Étrange pressentiment peut-être d'un être prédestiné, c'est parmi ces cyprès et le décor un peu lugubre de ces parterres d'iris et de violettes, qu'aimait à s'isoler ce jeune homme guetté par la mort. Cannes possédait la mère, Menton gardait le fils, et ces quelques lieues de golfes et de promontoires, mises entre elle et lui, étaient plus dures à supporter à lady Faringhers que les plus lointaines croisières de son adoré Herald. Et c'est là peut-être une des revanches obscures de la nature, la nature ennemie de tout accaparement et de tout empiètement d'individualité sur les êtres et les choses, que ce jaloux et tyrannique amour maternel déçu dans ses aspirations pourtant si légitimes par l'indépendance oublieuse d'un fils. La vie sportive de lord Herald à Menton, si encombrée qu'elle fût de parties de golf, de tennis et de matches en automobile, ne l'empêchait pas d'y nouer une intrigue. Cette aventure, l'atroce nouvelle télégraphiée de Corfou en anéantissait les rêves et en brisait l'ambition, en admettant toutefois que la maîtresse de lord Herald eût jamais visé le mariage.

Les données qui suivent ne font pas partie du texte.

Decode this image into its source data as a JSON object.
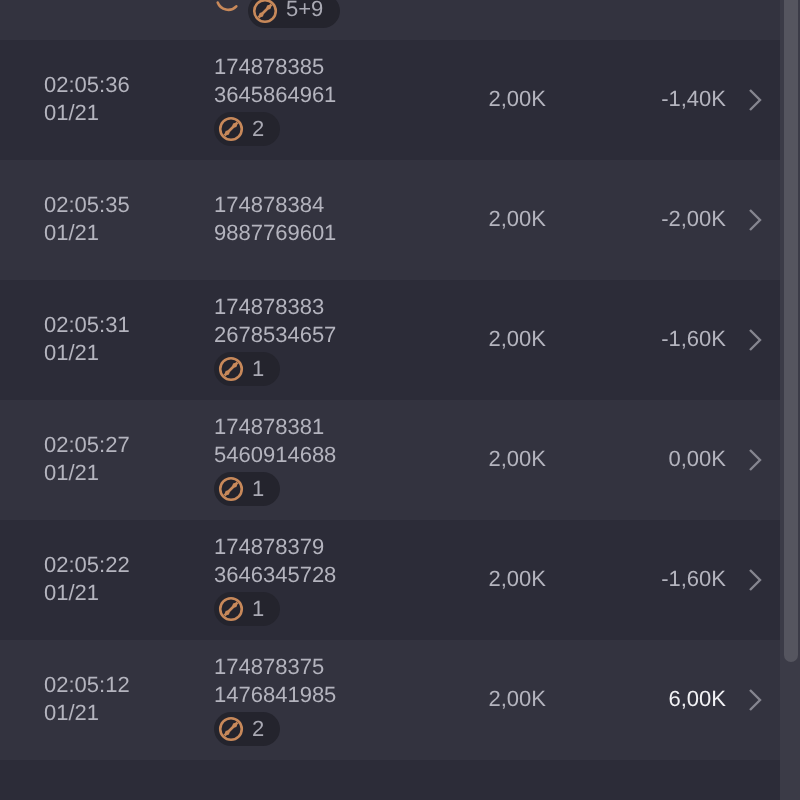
{
  "top_row": {
    "badge": "5+9"
  },
  "rows": [
    {
      "time": "02:05:36",
      "date": "01/21",
      "id": "174878385",
      "number": "3645864961",
      "badge": "2",
      "amount": "2,00K",
      "result": "-1,40K",
      "positive": false
    },
    {
      "time": "02:05:35",
      "date": "01/21",
      "id": "174878384",
      "number": "9887769601",
      "amount": "2,00K",
      "result": "-2,00K",
      "positive": false
    },
    {
      "time": "02:05:31",
      "date": "01/21",
      "id": "174878383",
      "number": "2678534657",
      "badge": "1",
      "amount": "2,00K",
      "result": "-1,60K",
      "positive": false
    },
    {
      "time": "02:05:27",
      "date": "01/21",
      "id": "174878381",
      "number": "5460914688",
      "badge": "1",
      "amount": "2,00K",
      "result": "0,00K",
      "positive": false
    },
    {
      "time": "02:05:22",
      "date": "01/21",
      "id": "174878379",
      "number": "3646345728",
      "badge": "1",
      "amount": "2,00K",
      "result": "-1,60K",
      "positive": false
    },
    {
      "time": "02:05:12",
      "date": "01/21",
      "id": "174878375",
      "number": "1476841985",
      "badge": "2",
      "amount": "2,00K",
      "result": "6,00K",
      "positive": true
    }
  ]
}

Le fils de lady Faringhers était assez beau pour inspirer même aux plus hautaines une folle passion. Si à ce physique triomphant vous ajoutez le prestige des millions, vous conviendrez facilement que le jeune lord anglais devait trouver peu de cruelles; les cœurs sont bien prêts à se rendre, quand l'assaillant marche dans la triple auréole de la fortune, de la jeunesse et de la beauté. Lord Herald était un des plus beaux partis de l'Angleterre, et, dans les salons de Cannes comme dans les grands hôtels de Monte-Carlo, il n'y avait pas un cœur de mère qui ne battît en songeant à lui. Ce millionnaire anglais troublait les mères comme les filles.